SAP helps companies use data-driven insights to solve key challenges. By injecting predictive insights and leveraging technologies like AI, the internet of things and analytics across the value chain, SAP helps to reimagine the entire business process. The importance of SAP’s products has become even more apparent in recent months, as its insights have helped its customers deal with disrupted supply chains, restricted travel and the new ways of working.

For example, SAP HANA helps its customers dynamically adjust their supply chains by predicting demand and pipelines – a valuable tool when economies are in lockdown. It also simplifies and automates the planning process across supply chains, accelerating timings and improving the accuracy of decisions. SAP also uses its Qualtrics product to provide real-time insights into trending behaviours, which has helped firms identify and react to changes brought about by the pandemic.  

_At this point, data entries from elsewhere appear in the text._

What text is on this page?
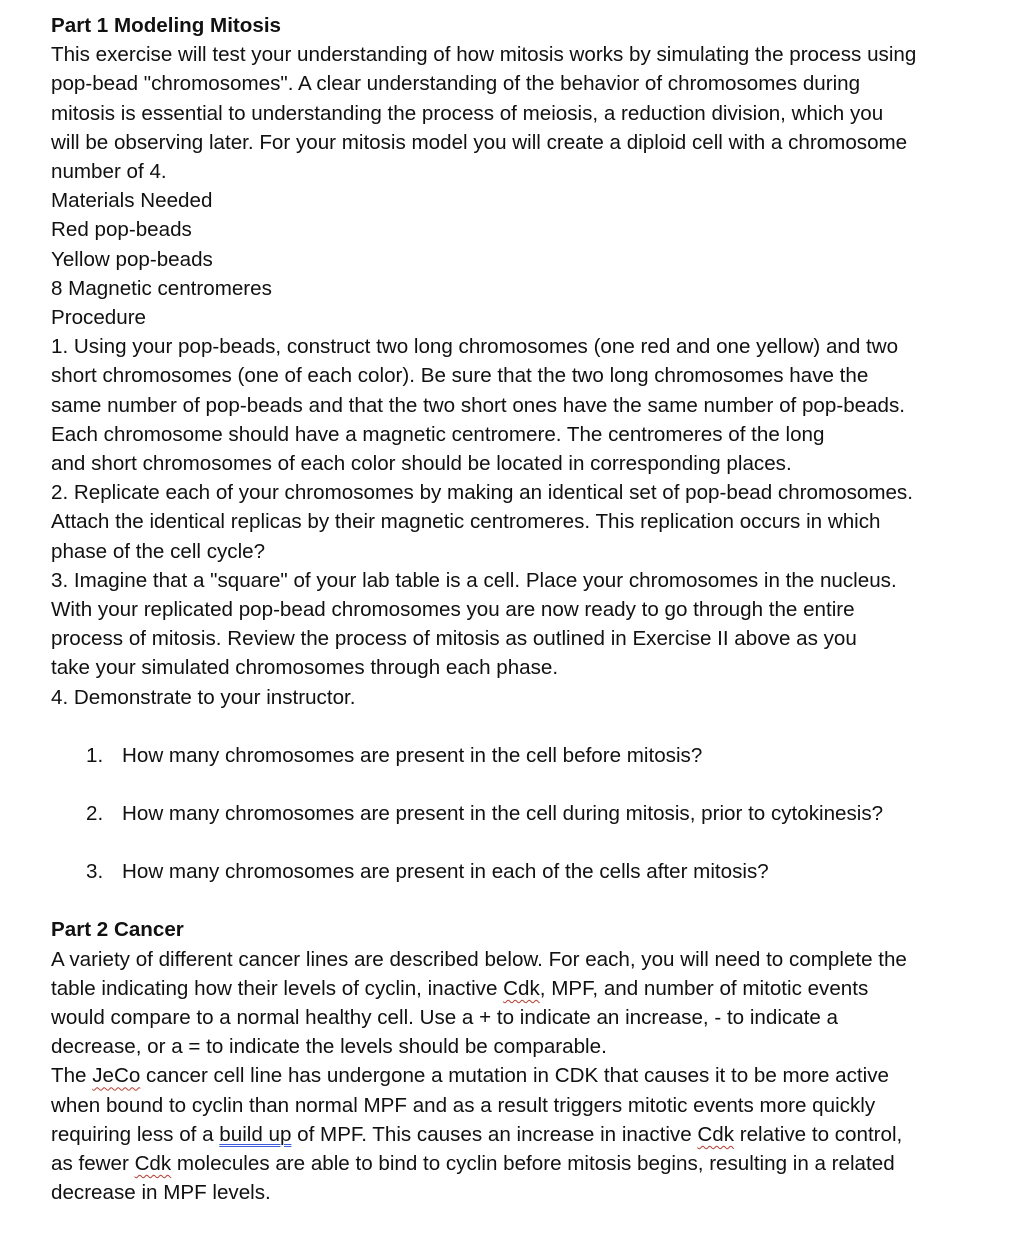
Part 1 Modeling Mitosis
This exercise will test your understanding of how mitosis works by simulating the process using
pop-bead "chromosomes". A clear understanding of the behavior of chromosomes during
mitosis is essential to understanding the process of meiosis, a reduction division, which you
will be observing later. For your mitosis model you will create a diploid cell with a chromosome
number of 4.
Materials Needed
Red pop-beads
Yellow pop-beads
8 Magnetic centromeres
Procedure
1. Using your pop-beads, construct two long chromosomes (one red and one yellow) and two
short chromosomes (one of each color). Be sure that the two long chromosomes have the
same number of pop-beads and that the two short ones have the same number of pop-beads.
Each chromosome should have a magnetic centromere. The centromeres of the long
and short chromosomes of each color should be located in corresponding places.
2. Replicate each of your chromosomes by making an identical set of pop-bead chromosomes.
Attach the identical replicas by their magnetic centromeres. This replication occurs in which
phase of the cell cycle?
3. Imagine that a "square" of your lab table is a cell. Place your chromosomes in the nucleus.
With your replicated pop-bead chromosomes you are now ready to go through the entire
process of mitosis. Review the process of mitosis as outlined in Exercise II above as you
take your simulated chromosomes through each phase.
4. Demonstrate to your instructor.
1. How many chromosomes are present in the cell before mitosis?
2. How many chromosomes are present in the cell during mitosis, prior to cytokinesis?
3. How many chromosomes are present in each of the cells after mitosis?
Part 2 Cancer
A variety of different cancer lines are described below. For each, you will need to complete the
table indicating how their levels of cyclin, inactive Cdk, MPF, and number of mitotic events
would compare to a normal healthy cell. Use a + to indicate an increase, - to indicate a
decrease, or a = to indicate the levels should be comparable.
The JeCo cancer cell line has undergone a mutation in CDK that causes it to be more active
when bound to cyclin than normal MPF and as a result triggers mitotic events more quickly
requiring less of a build up of MPF. This causes an increase in inactive Cdk relative to control,
as fewer Cdk molecules are able to bind to cyclin before mitosis begins, resulting in a related
decrease in MPF levels.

Expanding bandwidth: a clear opportunity

The crisis has had a transformative effect on the corporate world. It has shone a light on areas of weakness in company business models and industry supply chains, while simultaneously bringing about a paradigm shift in consumer behaviour and company operations. The pandemic has removed many of the behavioural barriers associated with using online infrastructure to work from home and has emphasised the need for companies to put digital transformation at the heart of their strategies.

The disruption brought about by the crisis has also made it more vital than ever that companies are well managed, adaptable and innovative – traits that we have long sought to identify. With its focus on unrecognised and enduring change, our European Equity team inevitably has a preference for disruptive companies that are driving or enabling structural growth trends – those we believe should be best-placed to succeed in an increasingly digitalised post-virus world.


Risk profile

  • Nothing in this document constitutes a solicitation or offer to any person to buy or sell any related securities or financial instruments.

  • Past performance is not a reliable indicator of future results and targets are not guaranteed.

1 ‘Intel CEO letter to customers: “we are here for you”’, published by Intel on 19 March 2020.

2 ‘The COVID-19 recovery will be digital: A plan for the first 90 days’, published by McKinsey on 13 May 2020.

3 ‘Will the pandemic accelerate the adoption of artificial intelligence’, published by Bain & Company on 26 May 2020.